No matter how much the Trackers had come to dictate his actions and movements, though, he had to accept their presence in full awareness that the threat they posed was miniscule compared to the threat looming over this planet. Without Dancer, Earth’s fall would be inevitable. Few things in Raiff’s estimation bore such certainty, or any certainty at all. But that was one of them.

His phone beeped with an incoming text message from a Watcher, the bright translucent letters piercing the spill of the parking lot’s darkness.

FOUND DANCER. LOCATION FOLLOWS.





54

DIAGNOSIS

“I’VE GOT THE CODE,” Sam said, retaking the seat next to Alex.

When his eyes remained rooted on the screen, she leaned across and typed in the access code another twenty dollars had bought her. Instantly, the screen jumped back to life, Alex regarding her briefly before returning his attention to his mother.

*

—until the results of the blood tests came back and Dr. Chu asked us to come back in so he could take another sample. I hated watching him do it, sticking that needle in your arm and filling one vial and then another. He wouldn’t tell me why he needed the tests repeated but I feared the worst.

You were sick, with some awful illness certain to take you from us. Why else would someone have abandoned you the way they did? It all made sense now. A monstrous act for a parent to abandon a child, no matter how sick, especially when your father and I wanted one so badly and never could have a child.

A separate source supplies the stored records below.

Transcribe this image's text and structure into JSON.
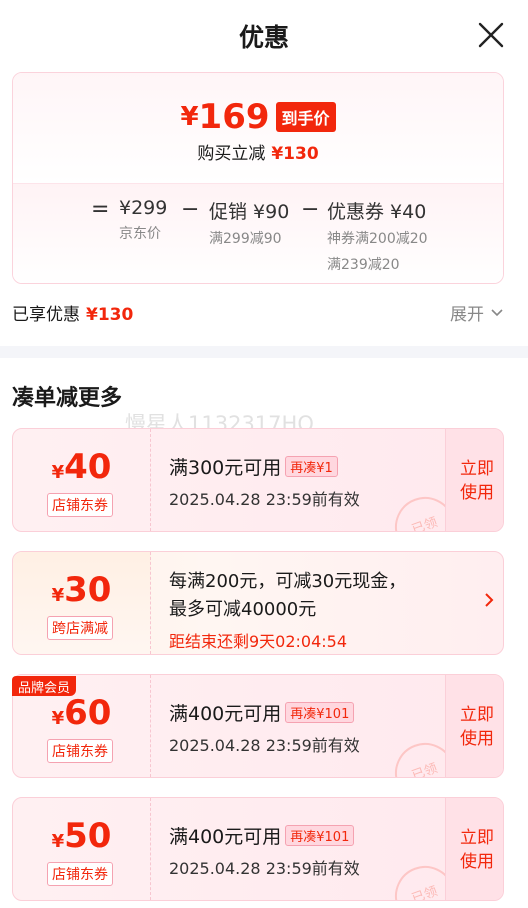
{
  "header": {
    "title": "优惠"
  },
  "summary": {
    "currency": "¥",
    "final_price": "169",
    "final_tag": "到手价",
    "buy_reduce_label": "购买立减",
    "buy_reduce_value": "¥130",
    "calc": {
      "eq": "=",
      "minus": "−",
      "jd_price": "¥299",
      "jd_label": "京东价",
      "promo": "促销 ¥90",
      "promo_sub": "满299减90",
      "coupon": "优惠券 ¥40",
      "coupon_sub1": "神券满200减20",
      "coupon_sub2": "满239减20"
    },
    "enjoyed_label": "已享优惠",
    "enjoyed_value": "¥130",
    "expand_label": "展开"
  },
  "section_title": "凑单减更多",
  "watermark": "慢星人1132317HQ",
  "coupons": [
    {
      "amount": "40",
      "type": "店铺东券",
      "condition": "满300元可用",
      "extra": "再凑¥1",
      "validity": "2025.04.28 23:59前有效",
      "action": "立即使用",
      "stamp": "已领"
    },
    {
      "amount": "30",
      "type": "跨店满减",
      "line1": "每满200元，可减30元现金，",
      "line2": "最多可减40000元",
      "countdown": "距结束还剩9天02:04:54"
    },
    {
      "badge": "品牌会员",
      "amount": "60",
      "type": "店铺东券",
      "condition": "满400元可用",
      "extra": "再凑¥101",
      "validity": "2025.04.28 23:59前有效",
      "action": "立即使用",
      "stamp": "已领"
    },
    {
      "amount": "50",
      "type": "店铺东券",
      "condition": "满400元可用",
      "extra": "再凑¥101",
      "validity": "2025.04.28 23:59前有效",
      "action": "立即使用",
      "stamp": "已领"
    }
  ],
  "colors": {
    "accent": "#f2270c",
    "border": "#fbcfd8"
  }
}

But we had you and that was enough. I held you while Dr. Chu siphoned off the blood he needed, swearing I’d always love you no matter what. Even if always was only another week or a month. I prepared myself for the inevitable, for learning the name of whatever disease you’d been born with.

Except it didn’t have a name; it wasn’t even a disease. The results of the second test came back and Dr. Chu wanted to do a third. I wouldn’t let him until he explained why. He showed me the first two blood tests, identical in all respects, with the results all out of whack. Numbers wildly askew to the point where they made no sense. White counts, red counts, T cells, liver enzymes, kidney function—nothing was right.

There must be a mistake, I told him, even as I knew there couldn’t be, not two times in a row.

It’s impossible, Dr. Chu said, because if these numbers are correct, then your baby couldn’t possibly be alive.